My heroes from my reality today include; Tony O’Brien for his calm considered leadership. Jonathan Sheffield for his vision and steadfast refusal to take second best. Russ Branzell for demonstrating compassion as a leadership trait in the face of global influence. Kevin Holland for showing that expertise is a leadership trait best served shared. Gwyn Thomas for delivering the most inclusive organisational change a person could experience. Carrie Armitage for ensuring that the team around the leader is the most important. Phil Randles for never guarding his knowledge. Rachel Dunscombe for being all of our Messi. Andy Kinnear for leading us from the dark ages to the light. Molly Gilmartin for bringing an approach to innovation that others are just too frightened of. Gary Venchuk for teaching me when to swear appropriately. Ted Rubin for inspiring magical thinking on reputational importance. Amy Freeman for taking knowledge and constantly learning more with a goal of doing better. Sarah Moorhead for caring so much about the next person in the queue and frantically finding a way to take them with her. Dan and Chip Heath for delivering the most amazing stories and Frank Buyendijk for being my own stage presence inspiration.
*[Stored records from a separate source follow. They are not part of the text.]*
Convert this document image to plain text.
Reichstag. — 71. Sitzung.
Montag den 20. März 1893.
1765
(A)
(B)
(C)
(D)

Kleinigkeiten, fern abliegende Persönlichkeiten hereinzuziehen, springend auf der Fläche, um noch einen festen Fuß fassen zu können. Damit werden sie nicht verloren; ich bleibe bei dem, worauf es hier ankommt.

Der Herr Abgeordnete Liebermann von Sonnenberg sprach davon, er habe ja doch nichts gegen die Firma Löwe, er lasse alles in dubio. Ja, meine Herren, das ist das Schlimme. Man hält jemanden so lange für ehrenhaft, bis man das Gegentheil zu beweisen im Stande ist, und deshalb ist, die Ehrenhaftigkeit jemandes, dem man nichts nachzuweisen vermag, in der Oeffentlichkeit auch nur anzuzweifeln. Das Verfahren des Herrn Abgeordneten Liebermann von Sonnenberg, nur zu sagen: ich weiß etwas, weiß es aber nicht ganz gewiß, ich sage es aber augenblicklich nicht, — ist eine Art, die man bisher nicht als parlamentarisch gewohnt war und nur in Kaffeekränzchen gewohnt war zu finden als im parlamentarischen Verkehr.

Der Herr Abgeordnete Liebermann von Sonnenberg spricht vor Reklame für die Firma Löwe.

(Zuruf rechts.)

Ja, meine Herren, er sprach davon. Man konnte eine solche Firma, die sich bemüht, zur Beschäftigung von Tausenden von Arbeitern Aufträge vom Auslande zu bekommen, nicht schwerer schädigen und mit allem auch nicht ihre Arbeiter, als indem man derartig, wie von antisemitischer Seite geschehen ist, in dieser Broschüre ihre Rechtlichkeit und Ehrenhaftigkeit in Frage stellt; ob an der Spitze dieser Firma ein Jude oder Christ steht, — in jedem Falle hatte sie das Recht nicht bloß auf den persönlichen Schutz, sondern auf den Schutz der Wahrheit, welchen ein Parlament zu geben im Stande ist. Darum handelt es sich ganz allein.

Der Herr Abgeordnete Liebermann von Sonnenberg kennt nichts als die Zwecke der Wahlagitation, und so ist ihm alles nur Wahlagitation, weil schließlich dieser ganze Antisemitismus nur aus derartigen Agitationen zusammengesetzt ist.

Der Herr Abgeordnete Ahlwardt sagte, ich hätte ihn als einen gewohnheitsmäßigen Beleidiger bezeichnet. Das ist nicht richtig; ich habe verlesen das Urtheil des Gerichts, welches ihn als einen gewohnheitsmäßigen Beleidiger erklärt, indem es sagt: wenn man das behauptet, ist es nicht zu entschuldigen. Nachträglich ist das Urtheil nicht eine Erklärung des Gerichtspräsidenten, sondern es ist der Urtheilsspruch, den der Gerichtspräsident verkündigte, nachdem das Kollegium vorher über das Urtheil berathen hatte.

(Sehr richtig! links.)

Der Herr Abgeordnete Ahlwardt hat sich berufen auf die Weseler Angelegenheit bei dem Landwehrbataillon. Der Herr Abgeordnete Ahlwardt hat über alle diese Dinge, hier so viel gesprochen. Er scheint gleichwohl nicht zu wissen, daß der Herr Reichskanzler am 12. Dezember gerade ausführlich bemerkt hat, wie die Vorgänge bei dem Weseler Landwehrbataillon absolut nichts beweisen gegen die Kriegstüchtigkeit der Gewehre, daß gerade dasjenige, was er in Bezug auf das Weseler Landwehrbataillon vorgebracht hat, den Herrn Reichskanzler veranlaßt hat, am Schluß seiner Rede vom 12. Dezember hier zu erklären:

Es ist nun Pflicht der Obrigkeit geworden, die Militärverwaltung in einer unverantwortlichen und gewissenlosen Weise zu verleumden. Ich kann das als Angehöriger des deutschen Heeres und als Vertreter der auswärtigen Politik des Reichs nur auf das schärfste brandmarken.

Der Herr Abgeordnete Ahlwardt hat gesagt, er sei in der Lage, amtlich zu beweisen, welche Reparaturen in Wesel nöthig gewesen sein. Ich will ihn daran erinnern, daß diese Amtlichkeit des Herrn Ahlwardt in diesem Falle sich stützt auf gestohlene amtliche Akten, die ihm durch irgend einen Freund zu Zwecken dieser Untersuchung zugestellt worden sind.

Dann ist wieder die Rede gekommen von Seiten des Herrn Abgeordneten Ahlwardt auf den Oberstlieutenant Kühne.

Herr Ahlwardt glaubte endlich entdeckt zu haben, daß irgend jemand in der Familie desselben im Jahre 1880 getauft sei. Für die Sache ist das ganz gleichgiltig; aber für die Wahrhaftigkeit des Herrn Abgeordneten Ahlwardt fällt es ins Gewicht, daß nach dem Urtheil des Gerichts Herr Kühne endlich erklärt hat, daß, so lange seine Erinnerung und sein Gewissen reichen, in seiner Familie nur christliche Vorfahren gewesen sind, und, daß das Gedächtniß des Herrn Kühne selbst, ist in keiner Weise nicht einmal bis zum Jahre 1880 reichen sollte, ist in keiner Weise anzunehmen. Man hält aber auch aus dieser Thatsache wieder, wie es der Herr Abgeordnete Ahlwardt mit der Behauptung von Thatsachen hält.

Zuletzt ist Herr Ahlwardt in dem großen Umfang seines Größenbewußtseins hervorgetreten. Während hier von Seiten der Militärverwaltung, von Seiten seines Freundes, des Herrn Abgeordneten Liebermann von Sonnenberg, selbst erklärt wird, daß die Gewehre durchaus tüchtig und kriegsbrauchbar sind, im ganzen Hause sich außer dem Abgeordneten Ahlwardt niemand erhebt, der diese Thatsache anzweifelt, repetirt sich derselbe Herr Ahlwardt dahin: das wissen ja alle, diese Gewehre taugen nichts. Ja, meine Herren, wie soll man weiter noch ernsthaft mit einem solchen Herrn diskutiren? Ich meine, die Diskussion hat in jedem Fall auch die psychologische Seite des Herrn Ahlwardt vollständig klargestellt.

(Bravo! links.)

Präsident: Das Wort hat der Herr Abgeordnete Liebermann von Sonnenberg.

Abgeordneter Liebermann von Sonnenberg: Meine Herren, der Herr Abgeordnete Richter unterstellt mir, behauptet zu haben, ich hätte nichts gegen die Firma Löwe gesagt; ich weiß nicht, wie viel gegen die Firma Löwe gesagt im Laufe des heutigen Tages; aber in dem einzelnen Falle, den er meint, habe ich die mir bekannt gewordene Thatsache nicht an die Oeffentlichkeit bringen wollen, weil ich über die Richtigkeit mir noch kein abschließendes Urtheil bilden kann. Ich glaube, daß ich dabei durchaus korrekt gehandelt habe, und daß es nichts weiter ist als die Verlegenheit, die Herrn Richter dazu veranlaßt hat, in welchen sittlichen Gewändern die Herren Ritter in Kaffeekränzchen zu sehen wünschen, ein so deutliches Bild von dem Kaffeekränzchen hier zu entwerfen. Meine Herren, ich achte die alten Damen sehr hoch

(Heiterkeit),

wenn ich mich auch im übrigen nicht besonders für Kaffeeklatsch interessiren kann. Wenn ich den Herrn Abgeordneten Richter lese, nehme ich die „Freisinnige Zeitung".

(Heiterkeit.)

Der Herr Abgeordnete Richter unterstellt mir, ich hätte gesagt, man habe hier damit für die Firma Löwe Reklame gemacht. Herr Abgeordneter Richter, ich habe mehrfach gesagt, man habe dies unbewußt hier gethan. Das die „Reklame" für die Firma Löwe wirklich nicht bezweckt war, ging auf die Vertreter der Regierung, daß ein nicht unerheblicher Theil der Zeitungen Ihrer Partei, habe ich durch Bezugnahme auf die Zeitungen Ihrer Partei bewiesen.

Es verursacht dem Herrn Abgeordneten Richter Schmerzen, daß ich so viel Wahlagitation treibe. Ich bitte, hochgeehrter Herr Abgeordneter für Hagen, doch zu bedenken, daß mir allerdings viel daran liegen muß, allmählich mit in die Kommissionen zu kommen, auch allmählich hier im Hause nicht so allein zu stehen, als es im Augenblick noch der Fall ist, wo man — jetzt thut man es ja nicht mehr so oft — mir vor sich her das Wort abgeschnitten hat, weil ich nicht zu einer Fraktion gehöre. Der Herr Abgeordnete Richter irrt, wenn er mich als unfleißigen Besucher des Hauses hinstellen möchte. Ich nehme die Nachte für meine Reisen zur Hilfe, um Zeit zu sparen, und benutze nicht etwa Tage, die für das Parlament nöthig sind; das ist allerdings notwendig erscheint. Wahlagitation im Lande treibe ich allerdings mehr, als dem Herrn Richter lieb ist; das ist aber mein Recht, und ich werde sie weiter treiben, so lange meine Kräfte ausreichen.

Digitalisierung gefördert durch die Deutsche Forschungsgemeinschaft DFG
Then I consider the Leeds team I am part of now and know as I look around we have a group of people that embody the long view in everything they do, a Chief Executive, an Exec, a Chair a team of digital professionals like none I have been able to work with before supporting a clinical team who learn lessons and apply them every day and can and will deliver with the patient at the centre of every moment of the day.
Heroes from a different reality and how the impact on our style is interesting as we head to London for two days of being Rewired. Seeing old faces is always a new inspiration and that’s whether we are laughing together in a social environment or listening intently to the latest story Rewired will bring us together for the first time in 2019 as a group of professionals who know how to do this, we just need to collectively move the blockers out of the way. The nations CCIO Dr Simon Eccles will undoubtedly remind us why we need to do this and why we need to do it in a better way, no jam for tomorrow but the reality of today.
Heroes of tomorrow, aspirational people who we know we can follow, stand up at Rewired and be counted because inspiring the next generation should be all of our most important job!
We could be heroes, just for one day, (or maybe at least the two days of Rewired)!